Shingles Can Mimic Cellulitis

Also called herpes zoster, shingles originate from the varicella-zoster virus. While appearing initially like a red rash, the pain may last months and years. The eyes may suffer vision loss. Itching and burning accompany pain on the face or body on one side. A rash appears later that forms blisters. While a cure is lacking, a vaccine can control the severity or even prevent it. Get the treatment soon after the symptoms appear.

Dermatitis Resulting from Touch.

Irritation on the skin may follow contact with an object in another condition similar to cellulitis. Swelling and blisters could occur in the skin area that came in contact. It might be an allergic reaction or irritation. Fabric, sunscreens, acids, dyes, and perfumes could be the irritants. Soaps and detergents could also irritate the skin. The reaction could happen a day or two after contact. Topical steroids and lotions could be the treatments. Avoid further contact with the allergen.

Can Cellulitis lead to Complications?

Rarely does one hear of cellulitis leading to serious conditions. Some possibilities are −

  • Osteomyelitis, a bone infection

  • Bacteremia, a blood infection

  • A joint bacterial infection called suppurative arthritis

  • Endocarditis affects the heart and heart valves 

  • Thrombophlebitis, referring to vein swelling due to blood clot 

Prevention Strategies

Following are preventive strategies for healthy, hygienic practices in the absence of vaccines to prevent A strep infections.

Frequently wash hands with soap and water, like after coughs and sneezes. Don’t forget to wash your hands thoroughly before cooking and eating. Liquid sanitizer is very effective in killing germs.

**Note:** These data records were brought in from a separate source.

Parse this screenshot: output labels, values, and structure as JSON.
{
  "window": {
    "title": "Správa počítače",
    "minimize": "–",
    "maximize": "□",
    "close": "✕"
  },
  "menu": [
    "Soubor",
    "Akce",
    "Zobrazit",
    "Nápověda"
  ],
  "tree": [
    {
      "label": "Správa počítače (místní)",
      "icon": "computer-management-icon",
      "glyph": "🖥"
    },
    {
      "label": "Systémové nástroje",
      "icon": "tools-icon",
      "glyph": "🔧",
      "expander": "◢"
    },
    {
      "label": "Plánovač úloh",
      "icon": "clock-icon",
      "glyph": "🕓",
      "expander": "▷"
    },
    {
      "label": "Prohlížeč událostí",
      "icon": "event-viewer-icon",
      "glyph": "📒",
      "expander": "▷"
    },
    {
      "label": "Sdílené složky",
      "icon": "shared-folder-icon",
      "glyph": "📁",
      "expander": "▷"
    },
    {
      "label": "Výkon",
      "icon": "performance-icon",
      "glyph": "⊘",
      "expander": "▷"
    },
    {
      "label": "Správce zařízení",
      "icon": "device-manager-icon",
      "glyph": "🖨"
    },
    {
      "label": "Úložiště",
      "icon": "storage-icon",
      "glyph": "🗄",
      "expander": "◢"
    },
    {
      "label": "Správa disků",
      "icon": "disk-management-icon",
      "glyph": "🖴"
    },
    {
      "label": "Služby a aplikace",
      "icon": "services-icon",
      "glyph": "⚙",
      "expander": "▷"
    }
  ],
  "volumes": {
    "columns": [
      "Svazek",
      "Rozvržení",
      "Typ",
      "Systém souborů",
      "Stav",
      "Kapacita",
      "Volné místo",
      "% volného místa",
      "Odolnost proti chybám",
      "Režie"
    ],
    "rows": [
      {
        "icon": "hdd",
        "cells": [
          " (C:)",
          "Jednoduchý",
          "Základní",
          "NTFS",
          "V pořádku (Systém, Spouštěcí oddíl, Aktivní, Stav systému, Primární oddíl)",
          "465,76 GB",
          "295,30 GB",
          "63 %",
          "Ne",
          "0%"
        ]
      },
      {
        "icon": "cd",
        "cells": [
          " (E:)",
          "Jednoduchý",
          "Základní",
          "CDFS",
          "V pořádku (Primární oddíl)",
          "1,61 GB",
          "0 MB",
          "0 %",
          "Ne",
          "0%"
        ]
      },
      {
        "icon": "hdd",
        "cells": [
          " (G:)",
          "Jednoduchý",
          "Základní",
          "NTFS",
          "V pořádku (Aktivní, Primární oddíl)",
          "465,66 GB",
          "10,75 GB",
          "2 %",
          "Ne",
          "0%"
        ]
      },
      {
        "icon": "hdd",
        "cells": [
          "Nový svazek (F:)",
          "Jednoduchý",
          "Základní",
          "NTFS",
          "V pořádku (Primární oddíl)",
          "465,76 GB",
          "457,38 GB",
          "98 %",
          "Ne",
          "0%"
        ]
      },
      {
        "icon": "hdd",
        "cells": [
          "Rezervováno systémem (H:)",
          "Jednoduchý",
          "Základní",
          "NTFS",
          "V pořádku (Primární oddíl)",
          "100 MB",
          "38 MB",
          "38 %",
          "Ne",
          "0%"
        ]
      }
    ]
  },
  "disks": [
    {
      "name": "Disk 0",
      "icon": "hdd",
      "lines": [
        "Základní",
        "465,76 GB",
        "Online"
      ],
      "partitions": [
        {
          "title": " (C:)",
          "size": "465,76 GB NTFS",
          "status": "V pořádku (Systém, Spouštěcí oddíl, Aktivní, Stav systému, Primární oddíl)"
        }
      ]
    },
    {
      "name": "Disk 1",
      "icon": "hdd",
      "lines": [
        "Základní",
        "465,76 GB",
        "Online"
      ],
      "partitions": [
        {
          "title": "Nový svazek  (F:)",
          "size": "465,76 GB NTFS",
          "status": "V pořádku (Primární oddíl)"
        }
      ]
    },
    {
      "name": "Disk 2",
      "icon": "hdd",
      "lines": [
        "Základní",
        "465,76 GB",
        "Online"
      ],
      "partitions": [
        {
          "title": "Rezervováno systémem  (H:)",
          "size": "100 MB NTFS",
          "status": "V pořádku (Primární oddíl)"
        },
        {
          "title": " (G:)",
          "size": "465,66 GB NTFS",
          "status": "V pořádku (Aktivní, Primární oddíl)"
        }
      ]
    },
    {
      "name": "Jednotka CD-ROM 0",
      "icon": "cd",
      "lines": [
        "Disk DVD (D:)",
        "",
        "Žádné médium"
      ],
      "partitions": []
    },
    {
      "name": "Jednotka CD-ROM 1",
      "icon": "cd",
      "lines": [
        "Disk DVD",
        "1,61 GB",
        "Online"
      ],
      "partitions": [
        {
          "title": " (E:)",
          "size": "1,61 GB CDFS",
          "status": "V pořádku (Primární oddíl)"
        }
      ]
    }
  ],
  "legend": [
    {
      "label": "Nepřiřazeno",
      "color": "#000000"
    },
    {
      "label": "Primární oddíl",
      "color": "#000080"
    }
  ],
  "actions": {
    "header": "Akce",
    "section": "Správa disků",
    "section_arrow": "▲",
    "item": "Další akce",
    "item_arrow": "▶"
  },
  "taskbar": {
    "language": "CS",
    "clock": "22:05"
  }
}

Even minor cuts and bruises must be cleaned with soap and water if they break the skin. Keep the wounds clean and covered with a dry bandage until well healed. If the injury is deep, consult a doctor.

If a skin infection or wound happens, avoid swimming pools and natural water bodies like lakes and rivers.

Several types of bacteria cause cellulitis. Group A Streptococcus (group A strep) commonly infects the lower layers of the skin. Since cellulitis often appears like other skin ailments, health professionals help find the right solution. Avoid delay and consult a doctor immediately after symptoms appear.